The deputy Labour leader said her comments, made in a “post-watershed” reception, were an attempt to get across the “anger and frustration” felt about Johnson and the cabinet. “Anyone who leaves children hungry during a pandemic and can give billions of pounds to their mates on WhatsApp, I think that was pretty scummy,” she told Sky News.

Starmer told the BBC’s Andrew Marr Show that “Angela and I take different approaches, and that’s not language that I would use”.

Rayner was defended by John McDonnell, the former shadow chancellor, who suggested she should not have used the language she did, but that “deep down, she’s expressing the anger many of us feel”. “We’ve all been there, late at night, getting very angry about what’s going on. What I like about Angie Rayner is that she’s human,” he said.

Oliver Dowden, the Tory co-chairman, said: “At a time when the country is trying to pull together to recover from Covid, the last thing we need is the deputy leader of the Labour party calling people ‘scum’ and yelling insults. We need to make politics better, not drag it into the gutter.

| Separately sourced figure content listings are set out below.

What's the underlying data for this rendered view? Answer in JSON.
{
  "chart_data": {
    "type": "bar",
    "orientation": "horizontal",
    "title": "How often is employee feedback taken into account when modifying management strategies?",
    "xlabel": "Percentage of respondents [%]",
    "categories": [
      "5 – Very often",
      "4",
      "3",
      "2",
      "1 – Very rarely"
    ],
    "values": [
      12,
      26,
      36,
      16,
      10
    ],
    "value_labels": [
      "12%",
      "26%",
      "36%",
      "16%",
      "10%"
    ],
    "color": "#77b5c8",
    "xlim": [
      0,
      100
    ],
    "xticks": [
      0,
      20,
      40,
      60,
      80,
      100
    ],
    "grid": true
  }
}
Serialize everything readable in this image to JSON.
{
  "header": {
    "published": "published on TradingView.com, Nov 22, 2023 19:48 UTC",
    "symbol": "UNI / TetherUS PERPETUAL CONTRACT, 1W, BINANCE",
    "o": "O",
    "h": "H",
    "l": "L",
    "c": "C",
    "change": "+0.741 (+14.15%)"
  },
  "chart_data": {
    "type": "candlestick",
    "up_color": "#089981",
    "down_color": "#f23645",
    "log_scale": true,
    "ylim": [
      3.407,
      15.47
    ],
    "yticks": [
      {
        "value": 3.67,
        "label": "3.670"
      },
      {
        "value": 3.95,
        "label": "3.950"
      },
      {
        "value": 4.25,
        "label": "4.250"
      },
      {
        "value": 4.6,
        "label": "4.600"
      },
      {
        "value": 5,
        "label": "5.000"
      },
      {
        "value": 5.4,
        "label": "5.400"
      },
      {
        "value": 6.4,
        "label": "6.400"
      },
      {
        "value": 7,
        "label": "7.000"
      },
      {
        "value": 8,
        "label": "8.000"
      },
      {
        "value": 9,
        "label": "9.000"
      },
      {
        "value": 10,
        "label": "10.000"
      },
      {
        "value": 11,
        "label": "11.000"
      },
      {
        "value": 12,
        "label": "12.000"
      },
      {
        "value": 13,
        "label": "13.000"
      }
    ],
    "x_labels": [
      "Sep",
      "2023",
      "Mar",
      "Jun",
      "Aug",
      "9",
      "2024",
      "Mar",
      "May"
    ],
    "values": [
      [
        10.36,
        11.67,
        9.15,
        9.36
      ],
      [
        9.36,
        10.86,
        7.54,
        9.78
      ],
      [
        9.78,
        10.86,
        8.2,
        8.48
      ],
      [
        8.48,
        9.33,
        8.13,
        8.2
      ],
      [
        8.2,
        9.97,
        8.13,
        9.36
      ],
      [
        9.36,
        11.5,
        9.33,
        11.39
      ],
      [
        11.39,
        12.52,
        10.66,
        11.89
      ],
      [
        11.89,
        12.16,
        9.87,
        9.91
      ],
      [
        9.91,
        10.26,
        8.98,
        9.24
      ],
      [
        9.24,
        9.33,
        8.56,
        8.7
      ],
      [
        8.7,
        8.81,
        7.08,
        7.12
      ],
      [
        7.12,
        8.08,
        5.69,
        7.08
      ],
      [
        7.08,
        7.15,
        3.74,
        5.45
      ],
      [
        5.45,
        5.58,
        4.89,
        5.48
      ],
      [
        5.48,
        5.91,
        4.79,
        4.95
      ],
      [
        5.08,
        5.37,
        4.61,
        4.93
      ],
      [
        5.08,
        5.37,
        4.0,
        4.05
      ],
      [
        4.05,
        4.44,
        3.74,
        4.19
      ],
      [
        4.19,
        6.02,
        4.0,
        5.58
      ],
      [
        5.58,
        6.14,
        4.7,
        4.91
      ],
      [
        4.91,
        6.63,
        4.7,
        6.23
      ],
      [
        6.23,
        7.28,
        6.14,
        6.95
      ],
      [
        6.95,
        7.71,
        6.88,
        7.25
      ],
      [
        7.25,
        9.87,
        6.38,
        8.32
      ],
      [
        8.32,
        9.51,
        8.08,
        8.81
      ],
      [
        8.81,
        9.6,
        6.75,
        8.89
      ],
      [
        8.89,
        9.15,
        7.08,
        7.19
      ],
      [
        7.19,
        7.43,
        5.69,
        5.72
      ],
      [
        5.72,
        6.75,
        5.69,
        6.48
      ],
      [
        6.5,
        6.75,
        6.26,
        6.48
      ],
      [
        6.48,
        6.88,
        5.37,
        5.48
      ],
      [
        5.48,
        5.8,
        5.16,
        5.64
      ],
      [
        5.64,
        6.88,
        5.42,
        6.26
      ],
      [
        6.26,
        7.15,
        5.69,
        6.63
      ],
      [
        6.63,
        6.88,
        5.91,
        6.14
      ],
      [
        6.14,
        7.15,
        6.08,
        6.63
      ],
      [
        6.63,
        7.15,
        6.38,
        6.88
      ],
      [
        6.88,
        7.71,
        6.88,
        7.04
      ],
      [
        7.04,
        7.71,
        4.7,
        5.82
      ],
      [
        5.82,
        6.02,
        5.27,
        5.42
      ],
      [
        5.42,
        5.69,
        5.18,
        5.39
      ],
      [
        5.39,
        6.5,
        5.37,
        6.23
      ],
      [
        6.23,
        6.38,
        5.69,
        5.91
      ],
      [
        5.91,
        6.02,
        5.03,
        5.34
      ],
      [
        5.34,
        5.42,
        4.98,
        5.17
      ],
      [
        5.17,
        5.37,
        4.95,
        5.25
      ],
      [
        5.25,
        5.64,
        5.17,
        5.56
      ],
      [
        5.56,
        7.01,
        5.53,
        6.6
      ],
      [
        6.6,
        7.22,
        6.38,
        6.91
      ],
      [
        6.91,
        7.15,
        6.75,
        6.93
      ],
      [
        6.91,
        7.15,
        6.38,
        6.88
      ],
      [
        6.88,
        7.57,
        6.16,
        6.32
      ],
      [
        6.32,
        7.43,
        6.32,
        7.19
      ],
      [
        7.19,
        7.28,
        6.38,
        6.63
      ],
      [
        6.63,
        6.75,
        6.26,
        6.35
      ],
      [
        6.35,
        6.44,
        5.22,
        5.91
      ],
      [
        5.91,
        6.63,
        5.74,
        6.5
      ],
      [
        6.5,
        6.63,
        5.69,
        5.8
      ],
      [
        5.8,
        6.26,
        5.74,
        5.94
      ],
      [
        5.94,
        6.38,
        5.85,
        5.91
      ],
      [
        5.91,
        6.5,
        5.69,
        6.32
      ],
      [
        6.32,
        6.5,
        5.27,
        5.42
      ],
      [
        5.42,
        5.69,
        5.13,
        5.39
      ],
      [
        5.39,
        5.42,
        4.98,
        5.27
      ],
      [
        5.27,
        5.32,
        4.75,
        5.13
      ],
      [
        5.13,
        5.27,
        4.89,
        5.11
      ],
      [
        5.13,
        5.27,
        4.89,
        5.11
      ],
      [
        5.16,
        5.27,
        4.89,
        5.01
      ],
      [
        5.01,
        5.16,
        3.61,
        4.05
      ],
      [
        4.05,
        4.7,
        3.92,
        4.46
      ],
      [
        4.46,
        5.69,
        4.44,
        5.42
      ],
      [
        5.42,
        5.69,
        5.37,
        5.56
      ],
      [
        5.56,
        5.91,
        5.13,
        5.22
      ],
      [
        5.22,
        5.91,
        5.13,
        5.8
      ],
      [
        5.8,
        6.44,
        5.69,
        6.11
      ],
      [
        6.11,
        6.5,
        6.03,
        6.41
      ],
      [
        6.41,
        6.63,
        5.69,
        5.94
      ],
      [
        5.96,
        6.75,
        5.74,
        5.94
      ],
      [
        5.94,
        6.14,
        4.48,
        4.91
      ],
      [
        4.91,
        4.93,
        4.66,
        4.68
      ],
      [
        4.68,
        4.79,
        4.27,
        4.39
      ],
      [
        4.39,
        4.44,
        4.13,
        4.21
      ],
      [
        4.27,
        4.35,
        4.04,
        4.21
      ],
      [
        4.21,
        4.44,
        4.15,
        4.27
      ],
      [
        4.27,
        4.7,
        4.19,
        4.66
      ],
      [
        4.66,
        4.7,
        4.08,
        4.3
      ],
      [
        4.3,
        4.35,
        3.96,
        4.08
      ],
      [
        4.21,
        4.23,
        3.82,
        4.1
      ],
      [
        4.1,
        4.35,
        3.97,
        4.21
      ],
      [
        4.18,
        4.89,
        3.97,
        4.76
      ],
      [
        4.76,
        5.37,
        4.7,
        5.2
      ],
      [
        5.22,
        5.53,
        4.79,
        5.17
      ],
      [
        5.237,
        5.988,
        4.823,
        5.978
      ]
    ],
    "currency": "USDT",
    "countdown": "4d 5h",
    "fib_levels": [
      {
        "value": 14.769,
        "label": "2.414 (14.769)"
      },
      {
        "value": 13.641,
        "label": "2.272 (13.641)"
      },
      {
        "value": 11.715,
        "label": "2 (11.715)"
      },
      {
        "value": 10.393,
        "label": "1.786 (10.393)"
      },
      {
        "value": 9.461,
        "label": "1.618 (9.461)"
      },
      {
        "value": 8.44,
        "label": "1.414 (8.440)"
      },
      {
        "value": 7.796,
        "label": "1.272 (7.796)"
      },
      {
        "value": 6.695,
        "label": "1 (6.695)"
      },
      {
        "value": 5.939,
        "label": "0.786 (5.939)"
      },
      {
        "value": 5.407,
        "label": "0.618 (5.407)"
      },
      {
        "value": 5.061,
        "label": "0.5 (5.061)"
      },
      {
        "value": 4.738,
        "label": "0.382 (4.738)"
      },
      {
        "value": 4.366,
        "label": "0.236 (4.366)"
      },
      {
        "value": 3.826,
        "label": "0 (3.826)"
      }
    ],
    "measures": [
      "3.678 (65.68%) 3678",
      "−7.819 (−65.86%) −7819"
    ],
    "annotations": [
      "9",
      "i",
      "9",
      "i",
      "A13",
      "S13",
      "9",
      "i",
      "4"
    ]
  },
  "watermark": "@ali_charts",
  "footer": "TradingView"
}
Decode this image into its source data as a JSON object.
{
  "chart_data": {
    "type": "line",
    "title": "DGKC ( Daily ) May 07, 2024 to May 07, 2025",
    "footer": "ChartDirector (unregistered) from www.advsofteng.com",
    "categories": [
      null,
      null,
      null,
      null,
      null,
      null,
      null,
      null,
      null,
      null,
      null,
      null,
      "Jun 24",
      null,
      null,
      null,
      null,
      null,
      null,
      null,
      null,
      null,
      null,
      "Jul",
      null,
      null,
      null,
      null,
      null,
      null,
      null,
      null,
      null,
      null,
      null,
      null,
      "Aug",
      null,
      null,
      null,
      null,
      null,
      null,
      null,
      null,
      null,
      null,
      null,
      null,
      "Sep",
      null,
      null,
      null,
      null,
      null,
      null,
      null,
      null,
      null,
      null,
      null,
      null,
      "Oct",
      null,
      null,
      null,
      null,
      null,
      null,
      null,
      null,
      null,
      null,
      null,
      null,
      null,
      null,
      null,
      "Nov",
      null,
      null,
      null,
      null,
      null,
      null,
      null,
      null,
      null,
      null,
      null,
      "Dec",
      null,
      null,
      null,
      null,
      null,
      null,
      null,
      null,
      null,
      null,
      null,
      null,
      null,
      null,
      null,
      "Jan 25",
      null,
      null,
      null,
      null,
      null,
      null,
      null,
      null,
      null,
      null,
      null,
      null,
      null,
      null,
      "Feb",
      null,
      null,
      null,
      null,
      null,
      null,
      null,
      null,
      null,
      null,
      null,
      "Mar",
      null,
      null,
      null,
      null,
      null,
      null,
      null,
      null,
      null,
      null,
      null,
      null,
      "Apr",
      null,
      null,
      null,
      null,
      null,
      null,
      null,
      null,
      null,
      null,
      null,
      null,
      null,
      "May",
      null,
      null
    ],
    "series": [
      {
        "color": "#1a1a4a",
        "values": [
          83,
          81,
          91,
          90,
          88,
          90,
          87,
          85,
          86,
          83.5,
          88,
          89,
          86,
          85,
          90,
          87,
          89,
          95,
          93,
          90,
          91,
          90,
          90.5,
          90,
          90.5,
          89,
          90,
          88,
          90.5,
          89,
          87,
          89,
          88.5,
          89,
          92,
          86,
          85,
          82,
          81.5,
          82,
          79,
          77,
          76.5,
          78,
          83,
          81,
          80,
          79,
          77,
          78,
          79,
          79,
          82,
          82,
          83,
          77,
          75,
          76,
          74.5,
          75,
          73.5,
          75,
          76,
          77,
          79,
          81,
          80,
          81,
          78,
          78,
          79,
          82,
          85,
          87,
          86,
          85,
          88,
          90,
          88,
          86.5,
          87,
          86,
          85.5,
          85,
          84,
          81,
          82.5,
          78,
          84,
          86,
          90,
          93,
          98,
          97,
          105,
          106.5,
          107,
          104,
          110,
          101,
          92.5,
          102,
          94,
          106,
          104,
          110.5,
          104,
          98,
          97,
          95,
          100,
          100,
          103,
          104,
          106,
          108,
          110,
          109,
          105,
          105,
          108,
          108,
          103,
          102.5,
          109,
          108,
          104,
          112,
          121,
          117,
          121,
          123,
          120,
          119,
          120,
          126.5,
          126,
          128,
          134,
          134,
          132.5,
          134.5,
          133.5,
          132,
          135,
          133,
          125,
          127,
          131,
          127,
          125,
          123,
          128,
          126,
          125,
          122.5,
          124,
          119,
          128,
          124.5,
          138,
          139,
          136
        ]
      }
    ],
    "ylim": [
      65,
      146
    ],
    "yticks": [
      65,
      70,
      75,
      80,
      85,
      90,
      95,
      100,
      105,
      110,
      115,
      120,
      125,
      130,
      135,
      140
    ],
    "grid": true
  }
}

Let’s see if we get an apology.”

James Cleverly, a Foreign Office minister, claimed voters would see a Tory party that has had two female prime ministers and the “most diverse government” and “they’ll know she’s talking crap”.

However, the complaints about Rayner’s language were undermined by remarks from a Tory MP who suggested that a bomb should be planted in the office of Anneliese Dodds, the Labour party chair.

James Gray, a veteran Conservative for North Wiltshire, said he meant “no offence” with the comment that he posted in a WhatsApp group before the opposition’s conference in Brighton, which is the scene of an IRA bomb that targeted Conservative conference in 1984.

In the exchange, first reported by the Mail on Sunday, the Tory MP Robert Largan asked: “Does anybody know where Anneliese Dodds’ Commons office is based? I need to deliver something to her office.” Gray replied: “A bomb, perhaps?” He later apologised for what he said had been a “foolish remark”.

Dodds said it raised concerns about safety for politicians. “I would say that the broader issue of safety for everyone in politics is very important,” she said. “I think all parliamentarians should be committed to ensuring that everyone can be involved in public life without any fear of intimidation or violence.”